Какой парадокс! Стремление романтического меньшинства к преодолению любого ограничивающего начала привело к возникновению границ непроходимых, непреодолимых как Берлинская стена - идет ли речь о территориальном или идеологическом разломе Европы. В этот период граница понимается только в ее отрицательном смысле: как то, что разделяет. Иное существует только в значении противоположного, которое следует подчинить, уничтожить, завоевать; а связующее и примиряющее значение границы невозможно даже и помыслить. Повсеместно происходит объединение в одном лице романтика и идеолога - то ли нацистского, то ли коммунистического "светлого будущего". И вот уже эти романтики-идеологи - с обеих сторон - в своем стремлении в "бесконечную даль" наталкиваются на границу и с пеной у рта провозглашают необходимость ее перехода, то есть войны во всеобъемлющем значении этого слова.

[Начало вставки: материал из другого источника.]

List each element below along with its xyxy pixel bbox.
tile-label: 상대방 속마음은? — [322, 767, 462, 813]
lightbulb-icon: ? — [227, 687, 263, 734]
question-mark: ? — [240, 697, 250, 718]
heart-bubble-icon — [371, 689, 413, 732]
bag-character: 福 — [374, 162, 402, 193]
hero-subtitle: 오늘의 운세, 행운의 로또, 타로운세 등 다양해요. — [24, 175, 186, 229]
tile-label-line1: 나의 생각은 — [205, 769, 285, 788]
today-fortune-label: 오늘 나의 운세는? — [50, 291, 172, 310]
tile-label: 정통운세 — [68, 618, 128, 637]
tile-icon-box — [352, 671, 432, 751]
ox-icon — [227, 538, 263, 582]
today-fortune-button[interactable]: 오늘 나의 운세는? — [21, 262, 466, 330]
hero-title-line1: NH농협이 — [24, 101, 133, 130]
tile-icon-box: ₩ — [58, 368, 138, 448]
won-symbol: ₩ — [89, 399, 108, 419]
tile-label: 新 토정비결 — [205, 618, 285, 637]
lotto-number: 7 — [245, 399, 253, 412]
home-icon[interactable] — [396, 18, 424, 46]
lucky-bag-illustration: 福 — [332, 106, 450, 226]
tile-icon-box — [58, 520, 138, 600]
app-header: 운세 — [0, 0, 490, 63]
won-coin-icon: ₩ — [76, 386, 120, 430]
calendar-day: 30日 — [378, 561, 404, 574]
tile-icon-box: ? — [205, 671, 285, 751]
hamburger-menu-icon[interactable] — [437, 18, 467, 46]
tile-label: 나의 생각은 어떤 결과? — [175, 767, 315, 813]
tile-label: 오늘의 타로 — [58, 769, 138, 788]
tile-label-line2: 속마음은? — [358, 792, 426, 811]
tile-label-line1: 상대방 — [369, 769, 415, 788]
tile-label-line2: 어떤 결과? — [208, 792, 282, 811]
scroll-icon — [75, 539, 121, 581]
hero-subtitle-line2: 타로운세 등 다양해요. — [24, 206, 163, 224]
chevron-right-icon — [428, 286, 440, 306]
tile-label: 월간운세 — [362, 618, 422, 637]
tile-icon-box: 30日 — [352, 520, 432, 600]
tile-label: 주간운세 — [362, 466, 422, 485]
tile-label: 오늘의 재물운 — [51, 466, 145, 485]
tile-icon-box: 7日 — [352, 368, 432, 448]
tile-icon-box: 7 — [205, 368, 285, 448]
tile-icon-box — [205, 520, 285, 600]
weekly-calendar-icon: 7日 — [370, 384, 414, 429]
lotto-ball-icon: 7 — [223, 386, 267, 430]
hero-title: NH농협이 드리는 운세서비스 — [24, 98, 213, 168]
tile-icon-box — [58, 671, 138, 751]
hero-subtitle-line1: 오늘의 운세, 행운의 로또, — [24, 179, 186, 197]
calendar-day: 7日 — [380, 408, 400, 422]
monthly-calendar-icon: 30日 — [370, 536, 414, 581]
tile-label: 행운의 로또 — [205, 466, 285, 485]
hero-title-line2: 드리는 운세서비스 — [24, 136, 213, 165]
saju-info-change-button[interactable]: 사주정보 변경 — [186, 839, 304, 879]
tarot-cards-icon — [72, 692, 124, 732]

Но под поверхностью идеологического разлома, под знаменем с лозунгом "или-или", покрывшем уже своей огромной тенью весь мир, происходило совсем иное: смешение мировоззрений, стилей жизни, культур. А всевластие средств массовой информации превращало самое культуру в дешевую каждодневную похлебку для бедных. Продолжался все тот же процесс распада, усреднения, деградации...

Точно ли передает слово "смешение" характер совершавшегося? На поверхностном массовом уровне, определяемом господством средств информации и коммуникации, так и было. И вот уже на потной майке туриста возникали Фудзияма или профиль Нефертити, а в размноженных миллионными тиражами изданиях разъяснялось, как легче достичь нирваны. Но фактически это была все та же романтика стремления в "звенящую даль", романтика расширения и захвата. Это был все тот же европоцентризм, растекающийся по миру, жадно заглатывающий - иное. Европа как была, так и осталась огромным Гаргантюа, одним прикосновением своих толстых пальцев лишающим любой предмет, любое явление его самобытности.

И все же Европе достало сил пережить катаклизмы двух мировых войн; изматывающая ангажированность "или-или" ушла в прошлое, в новых условиях стала возможной трезвая оценка ситуации. И снова возникла проблема границы. Правда, в начале XXI века она формулируется уже иначе, чем в прошлом столетии.

Разлом европейского сознания, выход внеморального и надморального меньшинства за пределы бюргерского христианско-либерального демократизма привели к взрыву, приходу к власти идеологии, этой новой религии усредненных масс - религии, основанной на той самой, надморальной проповеди "романтических" изгоев. Поэтому стоит снова присмотреться к ним и к возглавляющему их шествие маленькому барабанщику; разглядеть под маской изощренной духовности все того же жадно-ненасытного Гаргантюа. Всюду раздается звук барабана, и романтические безумцы устремляются в бесконечную даль, чтобы по проложенному ими следу шли миллионы маленьких гаргантюа, как саранча уничтожающих на своем пути все живое.

И что такое "массовая культура", как не абсолютная, не знающая преград реализация "принципа Гаргантюа"? Целенаправленное тиражирование любого явления, любой ситуации, обесчещивание их, лишение их уникальности и самобытности. Европа не только уничтожает иное - вовне. Она уничтожает всякую инаковость внутри себя. Словно безумец, от пресыщения испытывающий все возрастающий голод, она уже поедает сама себя.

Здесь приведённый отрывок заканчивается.